Overall usage of Microsoft’s Internet Explorer and Mozilla Firefox fell slightly in July, while Google Chrome and Apple Safari both posted modest gains, according to numbers tracked by Net Applications.

The numbers are notable in part because they reflect the first full-month measure of the market since Firefox shifted to a new rapid release cycle.

IE ended the month at 52.71 percent worldwide. That’s a decline of less than 1 percentage point from the previous month. But on a year-over-year basis, it’s down from more than 60 percent in July of last year.

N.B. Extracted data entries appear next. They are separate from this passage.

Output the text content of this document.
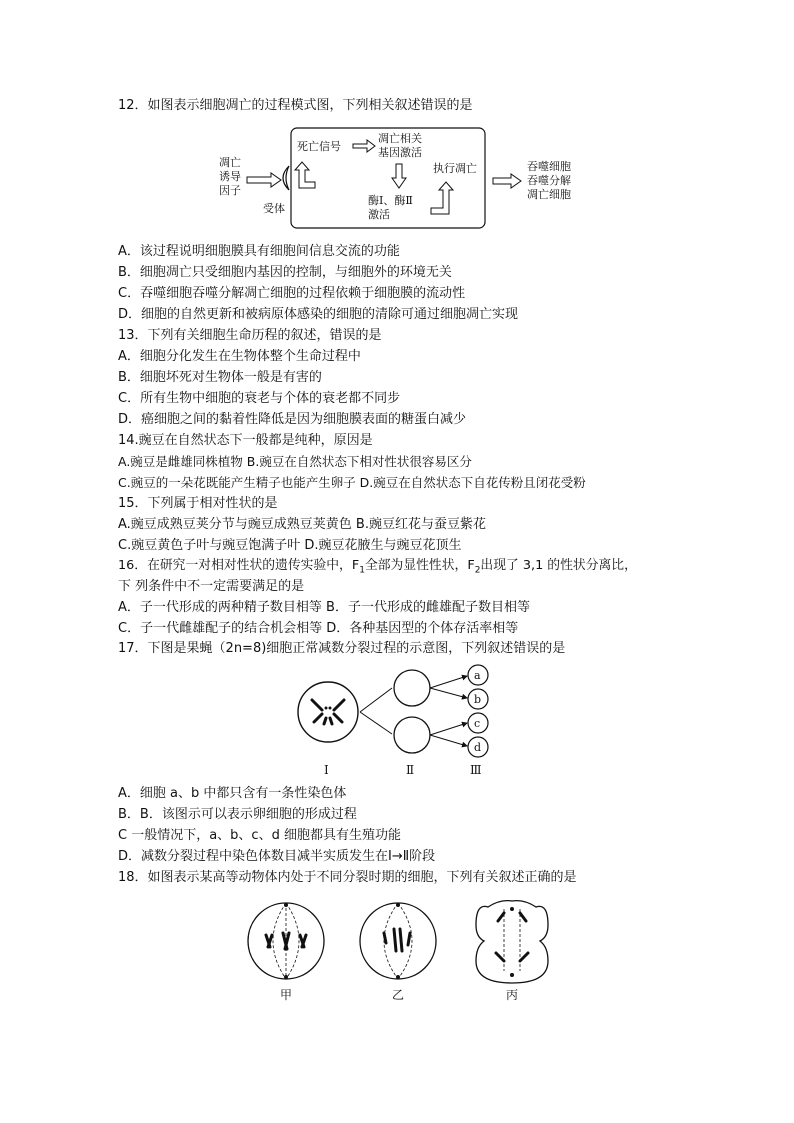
12．如图表示细胞凋亡的过程模式图，下列相关叙述错误的是
凋亡
诱导
因子
受体
死亡信号
凋亡相关
基因激活
酶Ⅰ、酶Ⅱ
激活
执行凋亡	吞噬细胞
吞噬分解
凋亡细胞
A．该过程说明细胞膜具有细胞间信息交流的功能
B．细胞凋亡只受细胞内基因的控制，与细胞外的环境无关
C．吞噬细胞吞噬分解凋亡细胞的过程依赖于细胞膜的流动性
D．细胞的自然更新和被病原体感染的细胞的清除可通过细胞凋亡实现
13．下列有关细胞生命历程的叙述，错误的是
A．细胞分化发生在生物体整个生命过程中
B．细胞坏死对生物体一般是有害的
C．所有生物中细胞的衰老与个体的衰老都不同步
D．癌细胞之间的黏着性降低是因为细胞膜表面的糖蛋白减少
14.豌豆在自然状态下一般都是纯种，原因是
A.豌豆是雌雄同株植物 B.豌豆在自然状态下相对性状很容易区分
C.豌豆的一朵花既能产生精子也能产生卵子 D.豌豆在自然状态下自花传粉且闭花受粉
15．下列属于相对性状的是
A.豌豆成熟豆荚分节与豌豆成熟豆荚黄色 B.豌豆红花与蚕豆紫花
C.豌豆黄色子叶与豌豆饱满子叶 D.豌豆花腋生与豌豆花顶生
16．在研究一对相对性状的遗传实验中，$F_1$全部为显性性状，$F_2$出现了 3,1 的性状分离比，
下 列条件中不一定需要满足的是
A．子一代形成的两种精子数目相等 B．子一代形成的雌雄配子数目相等
C．子一代雌雄配子的结合机会相等 D．各种基因型的个体存活率相等
17．下图是果蝇（2n=8)细胞正常减数分裂过程的示意图，下列叙述错误的是
a
b
c
d
Ⅰ	Ⅱ	Ⅲ
A．细胞 a、b 中都只含有一条性染色体
B．B．该图示可以表示卵细胞的形成过程
C 一般情况下，a、b、c、d 细胞都具有生殖功能
D．减数分裂过程中染色体数目减半实质发生在Ⅰ→Ⅱ阶段
18．如图表示某高等动物体内处于不同分裂时期的细胞，下列有关叙述正确的是
甲	乙	丙
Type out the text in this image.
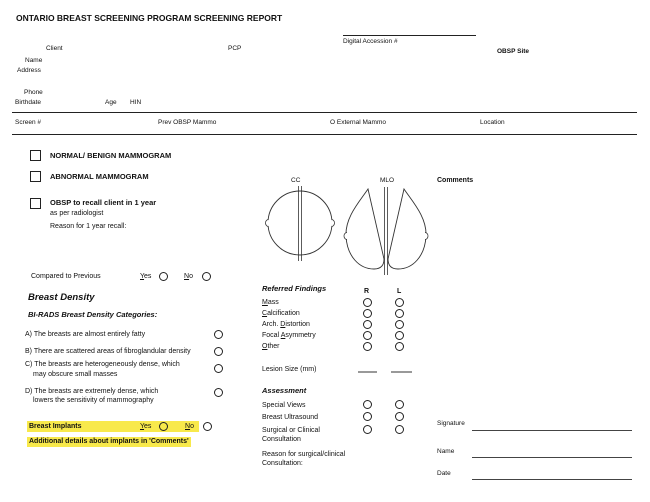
ONTARIO BREAST SCREENING PROGRAM SCREENING REPORT
Client	PCP
Digital Accession #
OBSP Site
Name
Address
Phone
Birthdate	Age HIN
Screen #	Prev OBSP Mammo	O External Mammo	Location
NORMAL/ BENIGN MAMMOGRAM
ABNORMAL MAMMOGRAM
OBSP to recall client in 1 year
as per radiologist
Reason for 1 year recall:
Compared to Previous	Yes	No
Breast Density
BI-RADS Breast Density Categories:
A) The breasts are almost entirely fatty
B) There are scattered areas of fibroglandular density
C) The breasts are heterogeneously dense, which
may obscure small masses
D) The breasts are extremely dense, which
lowers the sensitivity of mammography
Breast Implants	Yes	No
Additional details about implants in 'Comments'
CC	MLO	Comments
Referred Findings	R	L
Mass
Calcification
Arch. Distortion
Focal Asymmetry
Other
Lesion Size (mm)
Assessment
Special Views
Breast Ultrasound
Surgical or Clinical
Consultation
Reason for surgical/clinical
Consultation:
Signature
Name
Date
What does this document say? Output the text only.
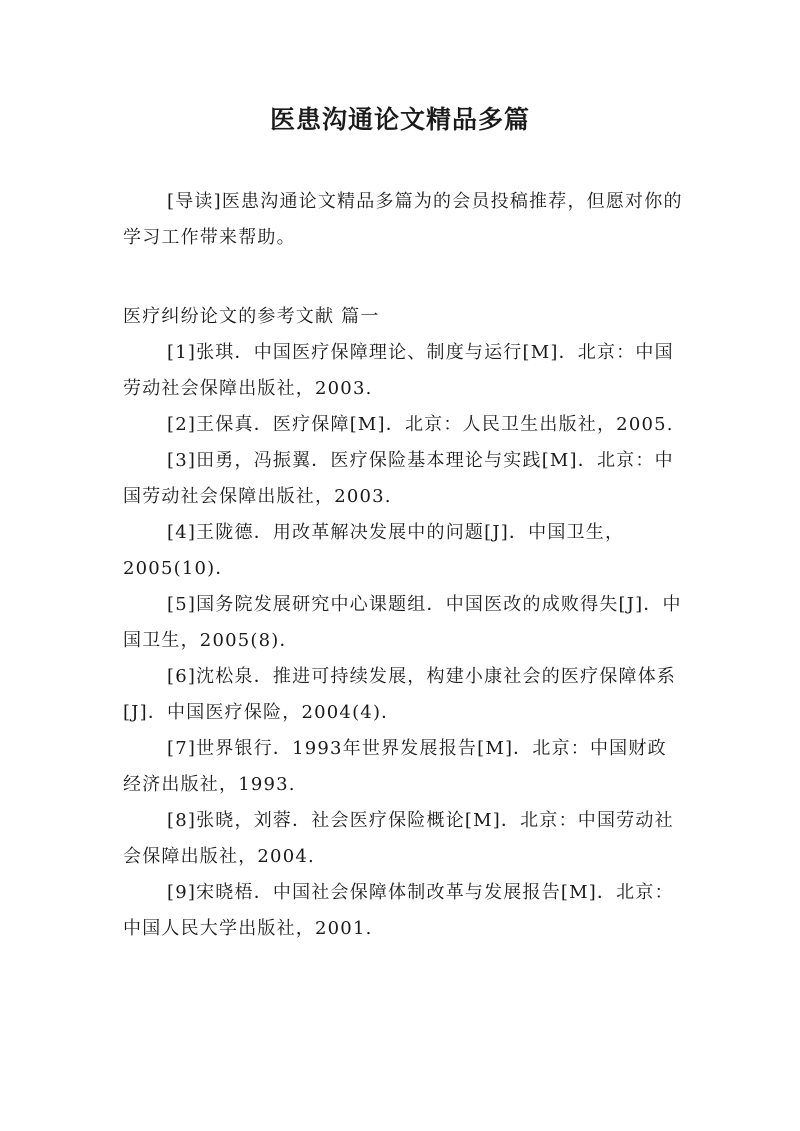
医患沟通论文精品多篇
[导读]医患沟通论文精品多篇为的会员投稿推荐，但愿对你的学习工作带来帮助。
医疗纠纷论文的参考文献 篇一

[1]张琪．中国医疗保障理论、制度与运行[M]．北京：中国劳动社会保障出版社，2003.

[2]王保真．医疗保障[M]．北京：人民卫生出版社，2005.

[3]田勇，冯振翼．医疗保险基本理论与实践[M]．北京：中国劳动社会保障出版社，2003.

[4]王陇德．用改革解决发展中的问题[J]．中国卫生，2005(10)．

[5]国务院发展研究中心课题组．中国医改的成败得失[J]．中国卫生，2005(8)．

[6]沈松泉．推进可持续发展，构建小康社会的医疗保障体系[J]．中国医疗保险，2004(4)．

[7]世界银行．1993年世界发展报告[M]．北京：中国财政经济出版社，1993.

[8]张晓，刘蓉．社会医疗保险概论[M]．北京：中国劳动社会保障出版社，2004.

[9]宋晓梧．中国社会保障体制改革与发展报告[M]．北京：中国人民大学出版社，2001.
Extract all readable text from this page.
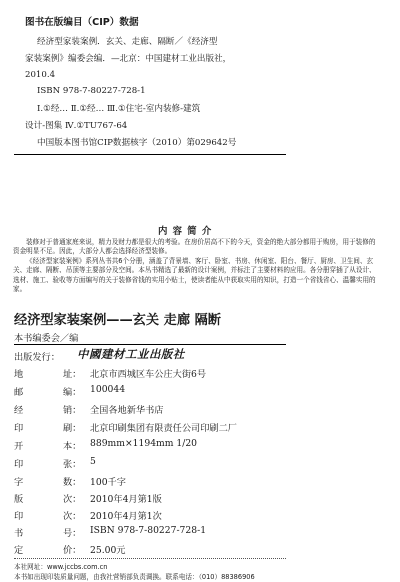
图书在版编目（CIP）数据
经济型家装案例．玄关、走廊、隔断／《经济型
家装案例》编委会编．—北京：中国建材工业出版社，
2010.4
ISBN 978-7-80227-728-1
Ⅰ.①经… Ⅱ.①经… Ⅲ.①住宅-室内装修-建筑
设计-图集 Ⅳ.①TU767-64
中国版本图书馆CIP数据核字（2010）第029642号
内 容 简 介
装修对于普通家庭来说，精力及财力都是很大的考验。在房价居高不下的今天，资金的绝大部分都用于购房，用于装修的资金明显不足。因此，大部分人都会选择经济型装修。
《经济型家装案例》系列丛书共6个分册，涵盖了背景墙、客厅、卧室、书房、休闲室、阳台、餐厅、厨房、卫生间、玄关、走廊、隔断、吊顶等主要部分及空间。本丛书精选了最新的设计案例，并标注了主要材料的应用。各分册穿插了从设计、选材、施工、验收等方面编写的关于装修省钱的实用小贴士，使读者能从中获取实用的知识，打造一个省钱省心、温馨实用的家。
经济型家装案例——玄关 走廊 隔断
本书编委会／编
出版发行： 中國建材工业出版社
地	址： 北京市西城区车公庄大街6号
邮	编： 100044
经	销： 全国各地新华书店
印	刷： 北京印刷集团有限责任公司印刷二厂
开	本： 889mm×1194mm 1/20
印	张： 5
字	数： 100千字
版	次： 2010年4月第1版
印	次： 2010年4月第1次
书	号： ISBN 978-7-80227-728-1
定	价： 25.00元
本社网址：www.jccbs.com.cn
本书如出现印装质量问题，由我社营销部负责调换。联系电话：（010）88386906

Given last week’s news about the relative IQ scores of browser users, does this mean the Internet on the whole is getting collectively smarter? (I’m kidding, of course.)

Ars Technica has a good roundup of the numbers, noting that IE could slip below 50 percent by the end of the year.

Keep in mind that Microsoft is at a disadvantage in the overall numbers because Internet Explorer is only available on Windows. In addition, Internet Explorer 9, the latest version of the browser, doesn’t run on Windows XP. In a blog post over the weekend, the IE team noted that IE9 is doing well on its home turf, Windows 7.

In related news, ComputerWorld notes that usage of Windows XP has finally fallen below 50 percent of Internet users, as users upgrade to newer versions of Windows and other operating systems.